Applied Materials, BP America, Inc., Intel Corporation, Pitney Bowes, Inc. and Wal-Mart, which have 2.5 million employees combined, announced today their decision to fund “an independent nonprofit institute to develop ‘Dossia,’ a Web-based framework through which U.S. employees, dependents and retirees can maintain lifelong personal health records.” Information Week explains that
Dossia will have at its core a series of federated databases being developed by a member-company funded non-profit organization called the Omnimedix Institute. To begin with, Omnimedix will build between five and seven databases around the country. Once an employees joins the system and enters some personal information, the system will automatically supplement the data with records from outside sources like hospitals, insurance claims, and physicians, so one database would house insurance claims data, another lab results and so on.

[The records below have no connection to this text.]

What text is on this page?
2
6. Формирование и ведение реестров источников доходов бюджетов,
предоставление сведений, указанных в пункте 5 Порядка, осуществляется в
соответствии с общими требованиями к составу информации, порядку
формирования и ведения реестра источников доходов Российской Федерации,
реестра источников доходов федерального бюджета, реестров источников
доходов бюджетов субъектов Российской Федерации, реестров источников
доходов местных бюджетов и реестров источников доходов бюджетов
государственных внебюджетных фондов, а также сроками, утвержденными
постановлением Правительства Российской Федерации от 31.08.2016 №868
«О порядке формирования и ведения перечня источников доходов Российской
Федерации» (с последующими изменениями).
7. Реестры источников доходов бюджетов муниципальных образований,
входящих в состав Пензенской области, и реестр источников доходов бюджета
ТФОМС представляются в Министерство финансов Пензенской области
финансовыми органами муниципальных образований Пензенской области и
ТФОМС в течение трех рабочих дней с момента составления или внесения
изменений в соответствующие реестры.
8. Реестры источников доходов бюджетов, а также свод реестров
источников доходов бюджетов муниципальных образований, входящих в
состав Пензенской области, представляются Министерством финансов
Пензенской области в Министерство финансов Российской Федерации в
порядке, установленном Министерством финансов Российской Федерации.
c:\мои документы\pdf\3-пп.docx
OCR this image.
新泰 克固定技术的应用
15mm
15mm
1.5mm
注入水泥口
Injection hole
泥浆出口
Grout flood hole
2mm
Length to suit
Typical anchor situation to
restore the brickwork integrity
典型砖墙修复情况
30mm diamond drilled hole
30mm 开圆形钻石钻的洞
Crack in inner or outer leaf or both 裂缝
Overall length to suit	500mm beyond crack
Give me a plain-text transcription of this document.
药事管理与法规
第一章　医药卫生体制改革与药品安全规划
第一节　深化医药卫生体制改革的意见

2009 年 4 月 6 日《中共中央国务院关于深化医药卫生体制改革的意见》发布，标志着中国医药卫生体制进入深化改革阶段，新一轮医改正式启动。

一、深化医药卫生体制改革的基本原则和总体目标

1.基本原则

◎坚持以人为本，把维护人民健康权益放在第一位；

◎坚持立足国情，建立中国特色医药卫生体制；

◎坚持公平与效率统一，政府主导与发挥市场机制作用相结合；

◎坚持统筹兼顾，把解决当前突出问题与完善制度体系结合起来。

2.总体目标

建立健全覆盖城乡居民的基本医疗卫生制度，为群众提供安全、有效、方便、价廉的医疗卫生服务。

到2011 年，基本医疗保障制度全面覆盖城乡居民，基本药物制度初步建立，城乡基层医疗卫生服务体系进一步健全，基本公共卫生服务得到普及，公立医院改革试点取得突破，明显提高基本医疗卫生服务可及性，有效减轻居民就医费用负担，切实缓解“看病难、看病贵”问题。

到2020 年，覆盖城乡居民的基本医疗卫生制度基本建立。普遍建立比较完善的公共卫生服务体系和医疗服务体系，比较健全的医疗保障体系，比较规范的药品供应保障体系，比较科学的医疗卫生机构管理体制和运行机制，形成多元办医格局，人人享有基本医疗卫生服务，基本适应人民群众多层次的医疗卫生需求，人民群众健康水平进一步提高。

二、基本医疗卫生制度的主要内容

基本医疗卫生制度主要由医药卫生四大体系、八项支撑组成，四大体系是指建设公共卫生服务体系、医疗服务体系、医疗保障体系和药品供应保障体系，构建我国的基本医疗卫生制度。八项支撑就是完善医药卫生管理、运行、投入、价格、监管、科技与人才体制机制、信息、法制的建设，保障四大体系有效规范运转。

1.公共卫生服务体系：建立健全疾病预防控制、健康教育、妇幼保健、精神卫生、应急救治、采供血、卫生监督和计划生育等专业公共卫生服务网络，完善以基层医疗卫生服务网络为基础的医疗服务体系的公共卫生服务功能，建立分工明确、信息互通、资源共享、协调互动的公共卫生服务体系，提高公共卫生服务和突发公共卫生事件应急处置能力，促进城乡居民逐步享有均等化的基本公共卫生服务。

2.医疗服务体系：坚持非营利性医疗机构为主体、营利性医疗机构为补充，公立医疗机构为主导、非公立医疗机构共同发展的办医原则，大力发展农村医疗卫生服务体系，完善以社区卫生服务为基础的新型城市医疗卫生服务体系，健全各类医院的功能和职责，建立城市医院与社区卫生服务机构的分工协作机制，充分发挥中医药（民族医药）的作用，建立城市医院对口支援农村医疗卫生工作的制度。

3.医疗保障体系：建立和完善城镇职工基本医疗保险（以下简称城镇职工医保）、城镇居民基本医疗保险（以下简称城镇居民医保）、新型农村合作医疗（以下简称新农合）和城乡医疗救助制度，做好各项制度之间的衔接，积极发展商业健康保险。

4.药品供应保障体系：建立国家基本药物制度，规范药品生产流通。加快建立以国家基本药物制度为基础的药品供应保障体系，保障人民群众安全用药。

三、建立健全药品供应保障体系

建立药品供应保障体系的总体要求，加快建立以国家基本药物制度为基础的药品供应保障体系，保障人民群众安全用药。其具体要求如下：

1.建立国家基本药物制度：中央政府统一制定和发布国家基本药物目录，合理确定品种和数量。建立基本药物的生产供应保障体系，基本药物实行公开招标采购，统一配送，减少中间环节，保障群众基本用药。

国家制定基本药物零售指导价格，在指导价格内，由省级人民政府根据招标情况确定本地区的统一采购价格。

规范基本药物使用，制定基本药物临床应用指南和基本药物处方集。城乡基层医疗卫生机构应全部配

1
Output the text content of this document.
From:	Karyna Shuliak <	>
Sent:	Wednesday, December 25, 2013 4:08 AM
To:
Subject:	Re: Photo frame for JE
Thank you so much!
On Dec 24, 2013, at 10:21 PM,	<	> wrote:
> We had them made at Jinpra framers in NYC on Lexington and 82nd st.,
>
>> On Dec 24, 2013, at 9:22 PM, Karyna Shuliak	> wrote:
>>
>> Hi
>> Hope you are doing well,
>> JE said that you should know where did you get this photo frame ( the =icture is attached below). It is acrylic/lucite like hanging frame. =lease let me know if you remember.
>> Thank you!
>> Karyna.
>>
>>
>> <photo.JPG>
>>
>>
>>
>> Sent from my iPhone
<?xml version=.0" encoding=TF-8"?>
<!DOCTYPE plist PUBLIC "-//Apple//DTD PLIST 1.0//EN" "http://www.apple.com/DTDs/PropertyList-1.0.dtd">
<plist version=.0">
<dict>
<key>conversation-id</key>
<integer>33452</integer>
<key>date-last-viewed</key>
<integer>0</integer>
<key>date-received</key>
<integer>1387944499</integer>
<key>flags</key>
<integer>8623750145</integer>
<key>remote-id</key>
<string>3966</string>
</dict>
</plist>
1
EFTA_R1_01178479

Once the databases are built, the cost of adding incremental patients is expected to be pennies.
Computerworld adds that
Dossia is based on the Connecting for Health Common Framework, a set of design and policy standards developed by consumer advocacy groups, physician groups, insurers and privacy organizations, [Omnimedix CEO J.D.] Kleinke said. Each of the founding members is contributing a “seven-figure” sum to Omnimedix to help set up the system, Barrett said. In the future, the group expects to add additional employers and government participants who would pay a per-user fee to participate in the program, he added. In February, the founding members plan to announce additional companies that have joined the effort, [Intel Corp. CEO Craig] Barrett said.